If the zucchini has only a slightly bitter taste (which many people think it does typically), you can safely eat it raw or cooked. However, you may want to take some steps to remove the bitterness from the zucchini before eating it.
Most of the time, cooking your zucchini will remove any of the bitterness from it. If you suspect bitter zucchini, you can try removing the peel from it before cooking, as most of the bitter flavor resides in the skin.
You can also try cutting the ends of the zucchini off until you reach the area with the seeds. Discard any parts of the zucchini that do not show seeds and eat the rest.
Finally, salting the zucchini before cooking will also help to neutralize the taste. Salt removes some of the excess moisture, which in turn removes most of the bitterness.
You can also soak the unpeeled zucchini in cold, salted water for about 30 minutes before preparing it to eat.
I find that a simple method of slicing and sauteing my zucchini with salt, pepper, and olive oil creates a delicious and simple way to enjoy the flavor.
If you’re purchasing your fresh zucchini from the grocery store, the chances are good that it will not have an extremely bitter taste. Commercial varieties are grown with certain precautions to avoid the build-up of cucurbitacins. These varieties are almost always safe to eat raw or cooked.
However, occasionally you will find that you purchased an extremely bitter zucchini. In this case, make sure you throw it out to be safe.

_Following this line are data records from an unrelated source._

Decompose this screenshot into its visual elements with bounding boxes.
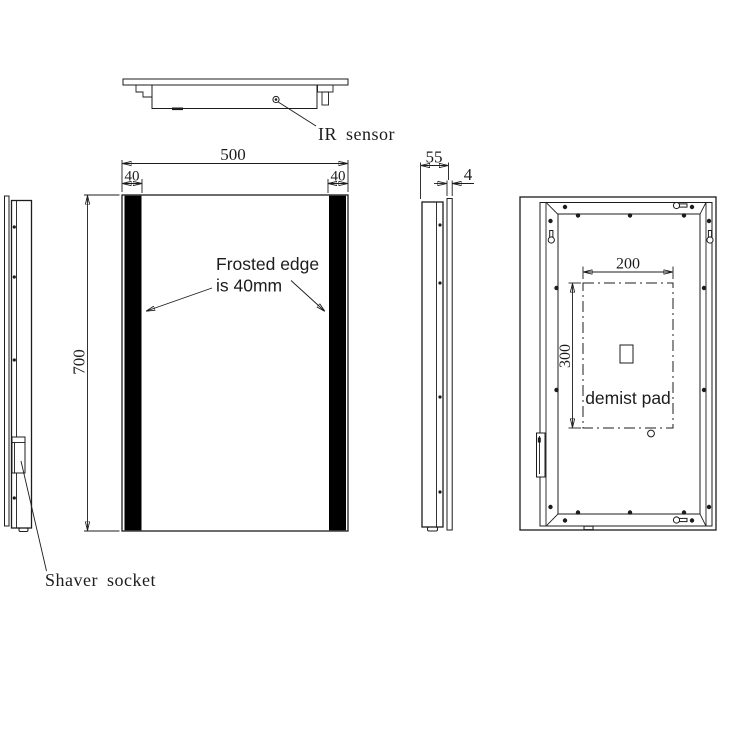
dim-pad-height: 300 — [557, 344, 574, 368]
side-view-cabinet — [422, 202, 443, 527]
demist-pad-window — [620, 345, 633, 363]
left-view-cabinet — [12, 201, 32, 529]
top-view-left-clip — [136, 85, 152, 97]
mirror-technical-drawing: IR sensor 500 40 40 700 Frosted edge is … — [0, 0, 750, 750]
top-view-right-clip-leg — [322, 92, 329, 105]
frosted-edge-label-line1: Frosted edge — [216, 254, 319, 274]
front-view: 500 40 40 700 Frosted edge is 40mm — [70, 145, 349, 531]
side-view-glass — [447, 199, 452, 531]
dim-glass-thickness: 4 — [464, 165, 473, 184]
back-view: demist pad 200 300 — [520, 197, 716, 530]
mirror-outline — [122, 195, 348, 531]
ir-sensor-label: IR sensor — [318, 124, 395, 144]
frosted-strip-left — [125, 196, 142, 531]
frosted-edge-label-line2: is 40mm — [216, 276, 282, 296]
left-view-glass — [5, 196, 10, 526]
top-view-glass-bar — [123, 79, 348, 85]
top-view: IR sensor — [123, 79, 395, 144]
side-view-screw-dots — [438, 223, 441, 493]
back-view-glass-outline — [520, 197, 716, 530]
dim-front-height: 700 — [70, 349, 89, 375]
ir-sensor-dot — [275, 98, 278, 101]
frosted-arrow-left — [147, 288, 213, 311]
frosted-strip-right — [329, 196, 346, 531]
top-view-right-clip — [318, 85, 334, 92]
dim-front-width: 500 — [220, 145, 246, 164]
side-view: 55 4 — [421, 148, 475, 532]
dim-frost-right: 40 — [331, 169, 346, 185]
frame-miter-bottom-right — [700, 514, 705, 525]
dim-depth: 55 — [426, 148, 443, 167]
back-view-bottom-notch — [584, 526, 593, 529]
frame-miter-bottom-left — [547, 514, 558, 525]
frame-miter-top-left — [547, 203, 558, 214]
keyhole-slot-bottom-icon — [673, 517, 687, 523]
ir-sensor-leader-line — [278, 102, 316, 126]
shaver-socket-label: Shaver socket — [45, 570, 156, 590]
frosted-arrow-right — [291, 281, 325, 312]
dim-pad-width: 200 — [616, 256, 640, 273]
back-view-shaver-socket-mark — [538, 438, 541, 443]
back-view-small-hole — [648, 430, 655, 437]
shaver-socket-leader-line — [21, 461, 47, 571]
keyhole-hanger-top-left-icon — [548, 231, 554, 244]
frame-miter-top-right — [700, 203, 705, 214]
dim-frost-left: 40 — [125, 169, 140, 185]
keyhole-slot-top-icon — [673, 202, 687, 208]
demist-pad-label: demist pad — [585, 388, 671, 408]
top-view-cabinet-body — [152, 85, 317, 109]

As far as being able to tell if a zucchini will taste bitter or not before purchasing it, there does not seem to be an easy way. The texture, color, and general appearance of these zucchinis will be the same as those that aren’t bitter.
Make sure you purchase zucchini with no apparent blemishes or bruises and that is a good but not overly large size. Plan to taste-test it when you get home. I always just cut a small piece off and place it on my tongue. If it’s bitter, I can always immediately tell.